Sa selle surpiquée - avec empiècements façon alcantara et marquage "Tmax" - surclasse par ailleurs l'assise quelconque du Forza 750. Classieux, le Yamaha arbore aussi des caches métalliques à l'endroit où les pieds se posent à l'oblique, ainsi qu'au-dessus de son collecteur d'échappement.  

D'autre part, ses commandes d'ouverture de soute et de trappe à essence sont fort bien intégrées devant sa selle alors que les boutons carrés dévolus aux mêmes fonctions sur le tablier du Honda sont basiques. L'occasion de regretter que l'un comme l'autre se dispense de charnières sur le bouchon de réservoir...

MNC apprécie également le robuste système d'ouverture de selle via deux vérins du Tmax et la feutrine glissée au fond de sa soute pour éviter de rayer l'écran des casques. A ce niveau de prix, le jeu provoqué par le recours à un frêle vérin et l'absence de moquette sur le Forza ne sont pas acceptables.

Le point de la présentation revient au Honda, mais de très peu : le Tmax 560 comme le Forza 750 sont tous les deux attractifs et distingués. L'appréciation de leur look est en réalité subjective : MNC, plus motard que scootériste dans l'âme, est certainement plus réceptif aux touches moto du Forza 750 ! 

Forza 750 Vs Tmax 560 : lequel accélère le plus fort ?

La question paraît puérile ? Elle l'est… Mais une des composantes de la "success story" du Tmax tient quoiqu'en pense à sa capacité à s'élancer en trombe des feux rouges ! A ce petit "jeu", le Yamaha est tenu en échec par le Forza 750 : chacun de nos départs arrêtés se sont soldés par une avance de dix à quinze mètres à l'avantage du Honda.

Même constat lors de nos tests de reprise à 50 km/h : le bicylindre du Forza 750 met à l'amende le twin du Tmax 560, sans réelle surprise au regard de l'importante différence de cylindrée (745 cc contre 562 cc) et de l'avantage mécanique que le Honda en retire. Fort de ses 58,6 ch et ses 69 Nm, la nouveauté ne laisse aucune chance au Tmax de 47,6 ch et 55,7 Nm !

Le Yamaha a beau être considérablement plus léger (15 à 17 kg, selon la version), cela ne compense pas son déficit de 11 ch et de 13,3 Nm : le Honda déplace ses 235 kg avec plus de vigueur. Le Tmax de 218 kg (+ 2 kg sur Tech Max) parvient toutefois à stabiliser l'écart à haut régime, notamment quand les deux rivaux vont taquiner leur vitesse de pointe située environ 40 km/h au-dessus du maximum légal en France.
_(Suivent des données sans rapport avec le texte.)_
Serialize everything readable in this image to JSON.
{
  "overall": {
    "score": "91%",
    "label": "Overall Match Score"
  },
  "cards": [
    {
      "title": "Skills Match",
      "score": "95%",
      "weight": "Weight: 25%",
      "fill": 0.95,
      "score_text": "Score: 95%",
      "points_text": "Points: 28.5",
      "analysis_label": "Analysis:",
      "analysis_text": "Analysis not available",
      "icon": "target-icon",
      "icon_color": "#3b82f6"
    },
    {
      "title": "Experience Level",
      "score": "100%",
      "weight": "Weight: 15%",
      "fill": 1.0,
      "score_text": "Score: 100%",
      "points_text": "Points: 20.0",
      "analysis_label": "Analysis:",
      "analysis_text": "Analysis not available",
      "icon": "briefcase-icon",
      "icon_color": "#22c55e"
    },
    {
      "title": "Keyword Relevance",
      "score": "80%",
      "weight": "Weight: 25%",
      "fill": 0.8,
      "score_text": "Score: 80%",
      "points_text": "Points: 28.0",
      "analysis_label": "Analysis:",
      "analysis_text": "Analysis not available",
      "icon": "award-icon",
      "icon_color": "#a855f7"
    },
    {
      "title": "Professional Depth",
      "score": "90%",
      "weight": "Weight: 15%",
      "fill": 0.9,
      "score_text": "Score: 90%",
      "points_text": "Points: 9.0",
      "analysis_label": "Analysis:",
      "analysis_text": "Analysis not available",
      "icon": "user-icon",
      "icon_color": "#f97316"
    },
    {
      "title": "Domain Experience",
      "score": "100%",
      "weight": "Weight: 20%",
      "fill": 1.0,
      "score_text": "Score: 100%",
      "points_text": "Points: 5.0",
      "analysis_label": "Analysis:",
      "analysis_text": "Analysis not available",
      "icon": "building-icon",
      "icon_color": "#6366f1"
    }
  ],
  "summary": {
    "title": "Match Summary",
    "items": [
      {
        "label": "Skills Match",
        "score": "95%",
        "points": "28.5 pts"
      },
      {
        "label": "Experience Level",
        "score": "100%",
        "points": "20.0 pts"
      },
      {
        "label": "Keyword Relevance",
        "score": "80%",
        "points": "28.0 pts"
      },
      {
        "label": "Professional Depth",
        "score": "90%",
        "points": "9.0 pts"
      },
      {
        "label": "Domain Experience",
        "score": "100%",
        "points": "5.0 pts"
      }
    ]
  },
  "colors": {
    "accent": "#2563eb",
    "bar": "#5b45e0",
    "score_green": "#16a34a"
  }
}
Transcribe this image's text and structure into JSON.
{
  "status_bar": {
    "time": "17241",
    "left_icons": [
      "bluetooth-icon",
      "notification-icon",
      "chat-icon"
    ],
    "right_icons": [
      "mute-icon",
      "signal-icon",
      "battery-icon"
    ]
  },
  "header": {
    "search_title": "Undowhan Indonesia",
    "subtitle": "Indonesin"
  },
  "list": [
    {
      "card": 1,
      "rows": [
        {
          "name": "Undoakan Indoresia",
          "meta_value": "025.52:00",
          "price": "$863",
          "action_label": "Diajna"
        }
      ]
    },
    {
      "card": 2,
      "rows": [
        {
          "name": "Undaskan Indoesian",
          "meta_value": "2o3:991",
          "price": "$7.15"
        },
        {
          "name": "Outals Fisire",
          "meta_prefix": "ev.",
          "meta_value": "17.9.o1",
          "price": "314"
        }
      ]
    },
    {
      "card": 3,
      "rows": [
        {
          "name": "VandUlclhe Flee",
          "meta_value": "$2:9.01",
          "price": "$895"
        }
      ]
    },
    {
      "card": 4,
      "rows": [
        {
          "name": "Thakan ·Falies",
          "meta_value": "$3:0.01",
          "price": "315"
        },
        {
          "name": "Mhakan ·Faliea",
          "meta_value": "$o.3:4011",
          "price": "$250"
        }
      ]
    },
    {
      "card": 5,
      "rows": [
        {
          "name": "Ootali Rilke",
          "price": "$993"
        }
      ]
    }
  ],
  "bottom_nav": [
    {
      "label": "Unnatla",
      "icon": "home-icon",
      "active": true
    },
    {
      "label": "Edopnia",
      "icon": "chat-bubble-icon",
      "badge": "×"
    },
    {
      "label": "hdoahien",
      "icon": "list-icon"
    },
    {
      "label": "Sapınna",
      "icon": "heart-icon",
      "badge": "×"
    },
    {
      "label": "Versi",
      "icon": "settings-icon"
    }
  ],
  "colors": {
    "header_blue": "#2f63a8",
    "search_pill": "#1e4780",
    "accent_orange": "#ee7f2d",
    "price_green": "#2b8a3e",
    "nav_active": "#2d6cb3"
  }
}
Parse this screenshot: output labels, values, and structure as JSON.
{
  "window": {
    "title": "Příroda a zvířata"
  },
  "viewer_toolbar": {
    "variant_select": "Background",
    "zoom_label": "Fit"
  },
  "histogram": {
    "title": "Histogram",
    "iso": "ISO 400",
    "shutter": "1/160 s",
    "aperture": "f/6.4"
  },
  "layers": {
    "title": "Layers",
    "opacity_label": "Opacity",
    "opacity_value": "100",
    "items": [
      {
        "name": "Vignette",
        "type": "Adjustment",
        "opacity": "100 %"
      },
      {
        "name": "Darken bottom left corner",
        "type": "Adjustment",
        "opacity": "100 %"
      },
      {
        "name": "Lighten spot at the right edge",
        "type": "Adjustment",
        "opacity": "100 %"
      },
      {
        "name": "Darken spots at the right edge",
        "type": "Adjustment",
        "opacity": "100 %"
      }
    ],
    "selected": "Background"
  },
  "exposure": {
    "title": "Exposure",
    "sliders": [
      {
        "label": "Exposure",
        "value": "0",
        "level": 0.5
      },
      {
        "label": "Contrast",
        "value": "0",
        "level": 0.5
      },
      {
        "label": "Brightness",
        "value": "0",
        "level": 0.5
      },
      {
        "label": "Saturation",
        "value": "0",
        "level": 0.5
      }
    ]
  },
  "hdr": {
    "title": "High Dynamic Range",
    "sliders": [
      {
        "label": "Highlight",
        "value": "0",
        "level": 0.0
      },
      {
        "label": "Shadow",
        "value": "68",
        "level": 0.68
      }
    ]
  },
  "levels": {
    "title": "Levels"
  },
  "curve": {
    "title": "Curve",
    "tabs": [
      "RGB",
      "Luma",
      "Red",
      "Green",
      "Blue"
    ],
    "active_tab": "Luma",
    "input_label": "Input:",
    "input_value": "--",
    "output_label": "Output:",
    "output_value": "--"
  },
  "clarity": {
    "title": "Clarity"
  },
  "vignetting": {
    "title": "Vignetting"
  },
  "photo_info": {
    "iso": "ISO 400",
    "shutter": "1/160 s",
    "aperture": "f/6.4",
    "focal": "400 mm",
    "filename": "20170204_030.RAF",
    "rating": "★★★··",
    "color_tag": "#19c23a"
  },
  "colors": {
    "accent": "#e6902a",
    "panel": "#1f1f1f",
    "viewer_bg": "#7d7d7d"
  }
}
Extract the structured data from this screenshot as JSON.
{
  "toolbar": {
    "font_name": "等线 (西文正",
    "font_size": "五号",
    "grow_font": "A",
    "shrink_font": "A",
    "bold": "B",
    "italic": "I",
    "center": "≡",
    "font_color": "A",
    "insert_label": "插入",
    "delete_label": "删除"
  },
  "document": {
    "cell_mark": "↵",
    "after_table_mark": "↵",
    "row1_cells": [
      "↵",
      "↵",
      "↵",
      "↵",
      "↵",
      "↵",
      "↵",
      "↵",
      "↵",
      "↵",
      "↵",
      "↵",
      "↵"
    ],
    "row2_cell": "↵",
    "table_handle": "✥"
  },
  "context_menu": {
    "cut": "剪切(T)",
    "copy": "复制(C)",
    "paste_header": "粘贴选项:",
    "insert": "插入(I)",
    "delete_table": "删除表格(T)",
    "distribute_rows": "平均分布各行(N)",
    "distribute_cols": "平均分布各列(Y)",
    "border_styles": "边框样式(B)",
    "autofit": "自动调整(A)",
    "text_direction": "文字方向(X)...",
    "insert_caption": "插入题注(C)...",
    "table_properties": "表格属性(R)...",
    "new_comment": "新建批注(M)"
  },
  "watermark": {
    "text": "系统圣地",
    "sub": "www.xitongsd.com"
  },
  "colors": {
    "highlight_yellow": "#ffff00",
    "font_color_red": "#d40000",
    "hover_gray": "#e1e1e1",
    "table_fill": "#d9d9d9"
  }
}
La mécanique Yamaha se montre en revanche plus expressive, avec des relances particulièrement soutenues entre 3000 et 6000 tr/mn. Le contraste est saisissant face aux accélérations bigrement consistantes mais linéaires de son adversaire : le Yamaha délivre des sensations plus sportives. A l'aveugle, on jurerait même que le Tmax accélère plus fort… avant de voir le Forza systématiquement filer devant ! 

Au regard de leur santé mécanique, l'antipatinage présente un réel intérêt pour limiter les conséquences d'un démarrage trop optimiste sur chaussée humide. Le dispositif Yamaha se montre dans ces conditions plus réactif que le Honda, qui reste trop longtemps castrateur après s'être déclenché.

Autre domaine dans lequel le moteur Tmax 560 s'illustre : la sonorité. Son sourd vrombissement caractéristique allie une discrétion de bon aloi au ralenti à un ronflement entraînant dans les tours. Le Yamaha "sonne" juste avec son silencieux d'origine, loin du tintamarre agressif produit les pots adaptables fréquemment installés.

Le Forza 750 lui oppose une bande-son totalement typée moto qui réjouira les "scooter-ophobes" : un atout a priori dans la mesure où le Honda et le Yamaha s'adressent à des détenteurs du permis A (moto) ! Les pétarades assez virulentes du twin Honda lui confèrent en prime une pincée de caractère bienvenue.

Seule ombre au tableau : sa sonorité n'est mélodieuse que dans la première partie du compte-tours, avant de se transformer en un pilonnement sec plutôt désagréable dans les haut-régimes. Le Forza 750 "claque" alors comme un utilitaire… et la série des NC700, dont il est le lointain descendant !

Forza 750 Vs Tmax 560 : qui est le roi de la jungle urbaine ?

Si le Yamaha est dépassé par le Honda au feu rouge, il n'a ensuite aucun mal à reprendre l'ascendant dans le centre-ville : le Tmax 560 évolue comme un poisson dans l'eau dans son biotope naturel, forçant l'admiration avec son équilibre et son maniement intuitifs. Quelques mètres seulement suffisent à valider sa supériorité !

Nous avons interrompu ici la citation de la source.